Example: I’m making a game for android, and didn’t have any “loading” messages between levels. But loading times for the levels on the phones were about 4-8 seconds… This is a really long time for some people… So, what’d I do? I created an empty scene, and stuck a guitexture with a scale of x:1 Y:1 on it (to show it full screen), and it fills the screen. Then I have a small script running application.loadlevel(x) at the same time. Essentially what this does is: Loads the “loadlevel” scene really fast and shows the “loading” guitexture. At the same time in the background, the next level (I specified in the script) is loading it’s contents. But, the great thing is: It doesn’t leave the current scene (thus showing the loading graphic) until it’s finished loading and ready to show the next level.

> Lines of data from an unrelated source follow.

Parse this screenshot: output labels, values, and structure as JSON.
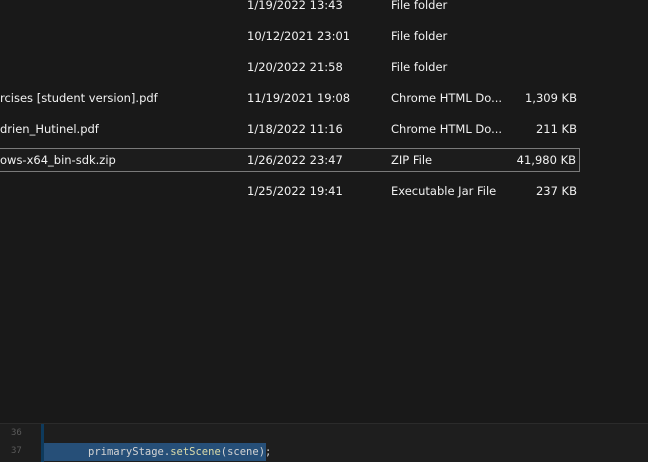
{
  "file_list": {
    "rows": [
      {
        "name": "",
        "date": "1/19/2022 13:43",
        "type": "File folder",
        "size": ""
      },
      {
        "name": "",
        "date": "10/12/2021 23:01",
        "type": "File folder",
        "size": ""
      },
      {
        "name": "",
        "date": "1/20/2022 21:58",
        "type": "File folder",
        "size": ""
      },
      {
        "name": "rcises [student version].pdf",
        "date": "11/19/2021 19:08",
        "type": "Chrome HTML Do...",
        "size": "1,309 KB"
      },
      {
        "name": "drien_Hutinel.pdf",
        "date": "1/18/2022 11:16",
        "type": "Chrome HTML Do...",
        "size": "211 KB"
      },
      {
        "name": "ows-x64_bin-sdk.zip",
        "date": "1/26/2022 23:47",
        "type": "ZIP File",
        "size": "41,980 KB"
      },
      {
        "name": "",
        "date": "1/25/2022 19:41",
        "type": "Executable Jar File",
        "size": "237 KB"
      }
    ]
  },
  "editor": {
    "line_numbers": [
      "36",
      "37"
    ],
    "code_line_37": {
      "object": "primaryStage",
      "dot": ".",
      "method": "setScene",
      "args": "(scene);"
    }
  }
}
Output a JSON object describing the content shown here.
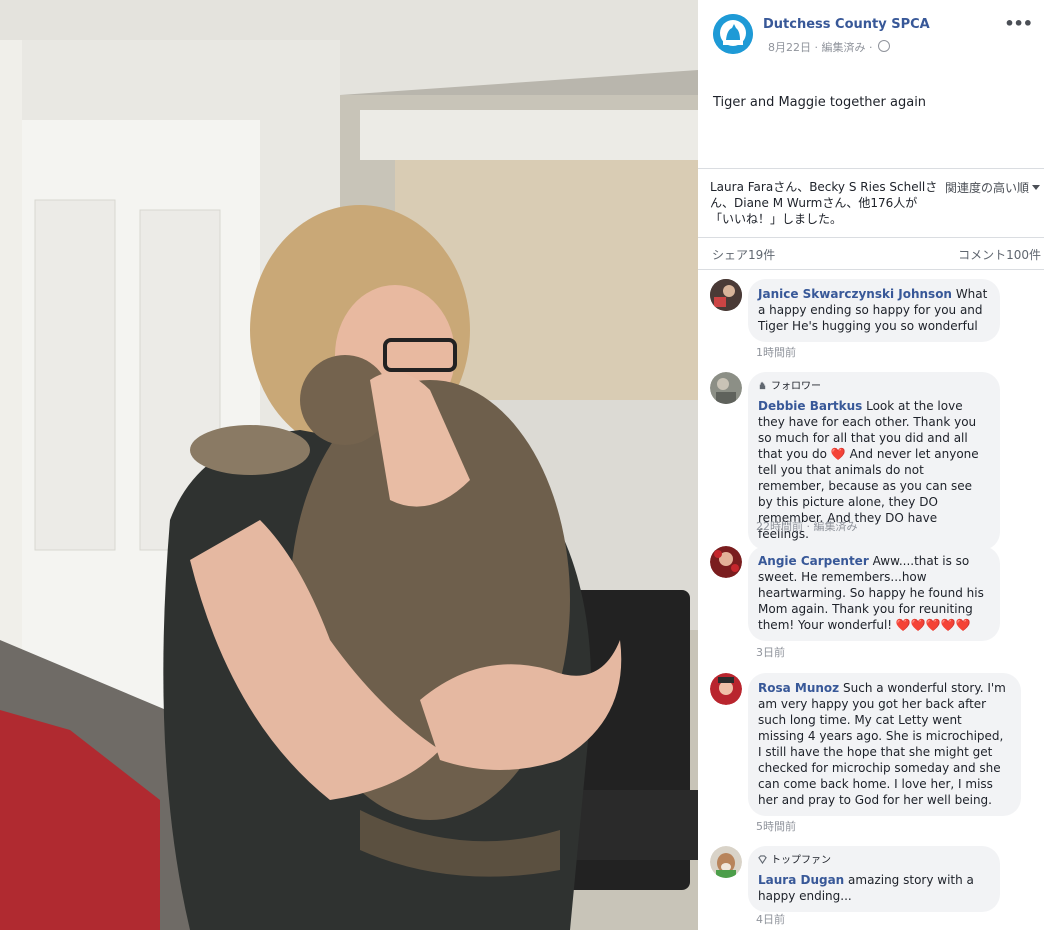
{
  "post": {
    "page_name": "Dutchess County SPCA",
    "meta": "8月22日 · 編集済み ·",
    "text": "Tiger and Maggie together again",
    "more_icon": "more-options-icon"
  },
  "reactions": {
    "likes_text": "Laura Faraさん、Becky S Ries Schellさん、Diane M Wurmさん、他176人が「いいね！」しました。",
    "sort_label": "関連度の高い順",
    "shares": "シェア19件",
    "comments": "コメント100件"
  },
  "comments": [
    {
      "name": "Janice Skwarczynski Johnson",
      "text": "What a happy ending so happy for you and Tiger He's hugging you so wonderful",
      "time": "1時間前",
      "badge": ""
    },
    {
      "name": "Debbie Bartkus",
      "text": "Look at the love they have for each other. Thank you so much for all that you did and all that you do ❤️ And never let anyone tell you that animals do not remember, because as you can see by this picture alone, they DO remember. And they DO have feelings.",
      "time": "22時間前 · 編集済み",
      "badge": "フォロワー"
    },
    {
      "name": "Angie Carpenter",
      "text": "Aww....that is so sweet. He remembers...how heartwarming. So happy he found his Mom again. Thank you for reuniting them! Your wonderful! ❤️❤️❤️❤️❤️",
      "time": "3日前",
      "badge": ""
    },
    {
      "name": "Rosa Munoz",
      "text": "Such a wonderful story. I'm am very happy you got her back after such long time. My cat Letty went missing 4 years ago. She is microchiped, I still have the hope that she might get checked for microchip someday and she can come back home. I love her, I miss her and pray to God for her well being.",
      "time": "5時間前",
      "badge": ""
    },
    {
      "name": "Laura Dugan",
      "text": "amazing story with a happy ending...",
      "time": "4日前",
      "badge": "トップファン"
    }
  ],
  "colors": {
    "link": "#385898",
    "bubble": "#f2f3f5",
    "muted": "#90949c",
    "accent": "#1e9ad6"
  }
}
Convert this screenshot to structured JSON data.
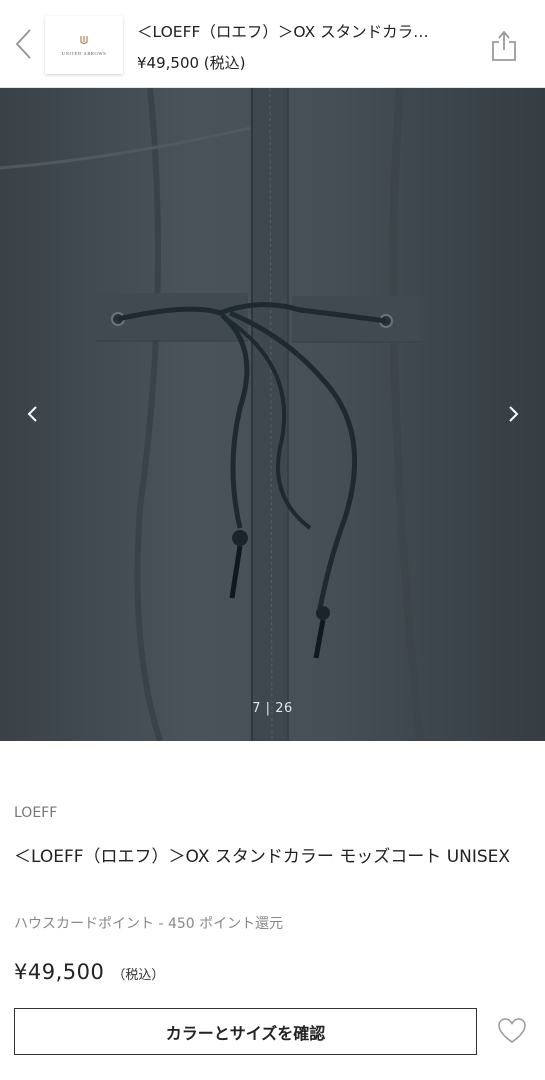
{
  "header": {
    "title": "＜LOEFF（ロエフ）＞OX スタンドカラ…",
    "price": "¥49,500 (税込)",
    "logo_text": "UNITED ARROWS",
    "back_icon": "chevron-left-icon",
    "share_icon": "share-icon"
  },
  "gallery": {
    "current": "7",
    "separator": "|",
    "total": "26",
    "prev_icon": "chevron-left-icon",
    "next_icon": "chevron-right-icon"
  },
  "product": {
    "brand": "LOEFF",
    "name": "＜LOEFF（ロエフ）＞OX スタンドカラー モッズコート UNISEX",
    "points": "ハウスカードポイント - 450 ポイント還元",
    "price": "¥49,500",
    "tax_label": "（税込）"
  },
  "actions": {
    "confirm_label": "カラーとサイズを確認",
    "favorite_icon": "heart-icon"
  },
  "colors": {
    "fabric": "#454e55",
    "cord": "#1e2a30",
    "text": "#222222",
    "muted": "#888888"
  }
}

(Caveat: All you experts out there, please do correct me if I’ve got any part of this concept wrong.) :stuck_out_tongue:

Hope this helps!

I just changed my app accordingly, so now I have a scene 0 that shows a splash-screen and loads scene 1. Now the standard splash screen of unity I was already used to loads much faster than before, then my splash screen is shown and after a few more seconds the app starts as usual. This leads me to the assumption that Unity already takes care of everything: I think, if you do not have a scene 0 that loads the next scene, then the pre-loading is done during the Unity splash-screen. This would make the information regarding the pre-loading on the above linked page outdated!